Eleanor Linton, head of policy, high street firms division, at the FSA
Earlier this month, the Financial Services Authority (FSA) published ‘near final’ rules on two major parts of its regime. These make up a workable package of proposals and firms now have all the information they need to take their key business decisions as regulation approaches. In particular, they will be able to decide whether to become directly authorised by the FSA or to become an appointed representative (AR) of a directly authorised firm.
The recent feedback on CP174 and CP159 set out the standards that firms must meet and the resources they must have to become authorised by the FSA. They also finalise the details for AR status, which is an alternative to becoming directly authorised by the FSA.
Whether a firm chooses to be directly authorised or to seek a principal to take responsibility for their compliance, the measures will ensure that consumers are properly protected in a proportionate way.

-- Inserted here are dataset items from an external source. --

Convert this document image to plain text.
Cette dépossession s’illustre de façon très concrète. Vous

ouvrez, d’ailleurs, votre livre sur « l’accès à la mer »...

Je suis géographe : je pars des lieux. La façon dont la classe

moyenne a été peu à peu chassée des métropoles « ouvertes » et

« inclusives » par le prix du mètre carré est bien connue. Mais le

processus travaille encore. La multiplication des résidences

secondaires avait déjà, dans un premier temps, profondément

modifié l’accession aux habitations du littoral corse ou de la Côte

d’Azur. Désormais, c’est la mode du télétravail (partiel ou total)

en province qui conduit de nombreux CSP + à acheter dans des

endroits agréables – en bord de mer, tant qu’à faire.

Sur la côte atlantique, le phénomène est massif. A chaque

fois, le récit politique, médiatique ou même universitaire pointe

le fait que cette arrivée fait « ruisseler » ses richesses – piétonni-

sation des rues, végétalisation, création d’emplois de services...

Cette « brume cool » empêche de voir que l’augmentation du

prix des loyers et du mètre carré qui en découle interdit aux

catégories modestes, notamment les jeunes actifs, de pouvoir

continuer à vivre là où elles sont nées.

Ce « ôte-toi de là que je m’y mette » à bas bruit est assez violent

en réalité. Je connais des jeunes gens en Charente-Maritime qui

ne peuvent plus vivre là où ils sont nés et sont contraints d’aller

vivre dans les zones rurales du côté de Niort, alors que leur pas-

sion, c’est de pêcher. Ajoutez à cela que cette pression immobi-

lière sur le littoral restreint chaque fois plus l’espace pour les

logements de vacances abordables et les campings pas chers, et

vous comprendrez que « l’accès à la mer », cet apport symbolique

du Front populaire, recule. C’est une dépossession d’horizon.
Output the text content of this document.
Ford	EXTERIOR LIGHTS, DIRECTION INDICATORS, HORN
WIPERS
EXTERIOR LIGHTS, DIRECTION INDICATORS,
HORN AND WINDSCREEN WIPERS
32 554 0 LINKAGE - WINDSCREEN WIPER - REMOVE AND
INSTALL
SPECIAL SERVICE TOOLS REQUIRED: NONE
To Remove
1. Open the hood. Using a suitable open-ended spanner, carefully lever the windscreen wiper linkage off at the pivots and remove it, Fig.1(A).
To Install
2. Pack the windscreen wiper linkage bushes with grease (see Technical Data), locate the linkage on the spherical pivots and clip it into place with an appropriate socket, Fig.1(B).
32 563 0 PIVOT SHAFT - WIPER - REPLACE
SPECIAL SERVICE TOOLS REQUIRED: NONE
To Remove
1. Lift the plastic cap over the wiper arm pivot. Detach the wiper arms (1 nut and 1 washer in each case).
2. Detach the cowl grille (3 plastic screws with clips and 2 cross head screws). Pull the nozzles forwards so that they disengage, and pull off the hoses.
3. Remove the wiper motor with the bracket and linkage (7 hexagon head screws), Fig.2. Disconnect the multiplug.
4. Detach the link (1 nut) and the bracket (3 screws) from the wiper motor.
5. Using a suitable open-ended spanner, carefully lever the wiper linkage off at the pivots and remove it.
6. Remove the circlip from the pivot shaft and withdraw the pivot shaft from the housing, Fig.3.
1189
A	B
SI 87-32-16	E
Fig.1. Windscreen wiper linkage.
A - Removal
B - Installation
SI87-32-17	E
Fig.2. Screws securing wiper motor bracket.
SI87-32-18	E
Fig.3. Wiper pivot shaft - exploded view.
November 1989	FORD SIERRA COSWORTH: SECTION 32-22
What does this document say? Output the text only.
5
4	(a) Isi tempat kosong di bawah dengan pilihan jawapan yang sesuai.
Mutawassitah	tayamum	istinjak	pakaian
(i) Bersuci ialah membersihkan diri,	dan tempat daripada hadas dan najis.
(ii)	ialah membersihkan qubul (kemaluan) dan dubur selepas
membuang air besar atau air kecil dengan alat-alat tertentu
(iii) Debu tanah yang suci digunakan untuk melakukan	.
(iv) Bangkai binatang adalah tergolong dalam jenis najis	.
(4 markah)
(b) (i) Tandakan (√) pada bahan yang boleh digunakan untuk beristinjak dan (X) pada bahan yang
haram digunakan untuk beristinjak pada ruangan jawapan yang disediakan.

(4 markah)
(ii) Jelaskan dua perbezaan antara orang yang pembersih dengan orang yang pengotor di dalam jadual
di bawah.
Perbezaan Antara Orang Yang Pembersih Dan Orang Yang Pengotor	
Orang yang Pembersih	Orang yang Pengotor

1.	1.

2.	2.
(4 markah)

The FSA found the consultation process extremely valuable and where the industry has raised issues it has listened and addressed them. As a result it has been able to make its proposals more flexible so that they better reflect current market practice while ensuring that consumers are appropriately protected.
Firms will find that the proposals for CP174 Prudential and other requirements for mortgage firms and insurance intermediaries have been modified in a few key areas. The main point for mortgage intermediaries to note is that the approach to Professional Indemnity Insurance (PII) has been revised. So some firms will find that their PII requirements are reduced and that the conditions have been simplified. These changes recognise both the difficulty some firms may face in buying PII cover in a hard market and further analysis that the FSA has done which found that these lower levels are still proportionate to the risks arising in these markets.
For example, the minimum limits for mortgage intermediaries are either: the higher of 10% of annual income subject to an upper limit of £1m, and £100,000 per claim or £500,000 in aggregate. In addition, firms holding client money must have an allowable excess of £5,000 or 3% of annual income.
Firms not holding client money must have an excess of £2,500 or 1.5% annual income. Finally, firms will now have the flexibility to obtain a comparable guarantee instead of PII. This must come from an authorised firm with net tangible assets of £1m.
Also of interest to mortgage intermediaries will be the simplified regulatory capital requirements which take into account whether a firm holds client money or not. Mortgage intermediaries not holding client money must have net tangible assets the higher of £5,000 or 2.5% of annual income; intermediaries holding client money must have the higher of £10,000 or 5% of annual income.
The rules for ARs doing investment and mortgage business are essentially unchanged. ARs are allowed one principal for all investment business and two for mortgages – one for regulated mortgages other than lifetime mortgages and one for lifetime mortgages. But mortgage intermediaries who also do general insurance business should be aware that the rules for general insurance have been substantially revised.
The FSA appreciates that the latest papers, with the changes that have been made as a result of consultation, contain a great deal for firms to digest. To make it easier the FSA has produced short, user friendly guides highlighting the main details at www.fsa.gov.uk/mgi and it is advisable that even if you do not read anything else, read the short guides.
Patrick Brennan, head of authorisation, high street firms division, at the FSA
The Financial Services Authority (FSA) has now published all of the information mortgage firms need to take their major business decisions in advance of regulation and is expecting large numbers of firms in the mortgage sector to apply for direct authorisation.
Mortgage and general insurance firms should consider carefully whether to become directly authorised by the FSA or be subject to regulation as an appointed representative (AR), possibly through a network. Being an AR does not remove the need to comply with FSA rules. Instead, the principal (such as a network) takes responsibility for their compliance.
Applying for authorisation from the FSA will be straightforward. Firms will be able to apply on-line or complete and return a paper application. There is even a tailor-made application form for firms that want to apply to do mortgage business. Contrary to what you might have heard, the form will not be horribly complicated. The core form is 30 pages long and many of the questions require simple yes/no answers.
The FSA will be ready to accept applications from mid-January 2004 but firms will be able to register for an application pack from the first week of November.
A dedicated contact centre will also be launched in the first week of November so firms can get help when completing their application forms. The FSA will then be accepting applications from mid-January 2004.
Those in the mortgage business need to apply before 1 April 2004 to take advantage of the discount which could be up to 50% for smaller firms.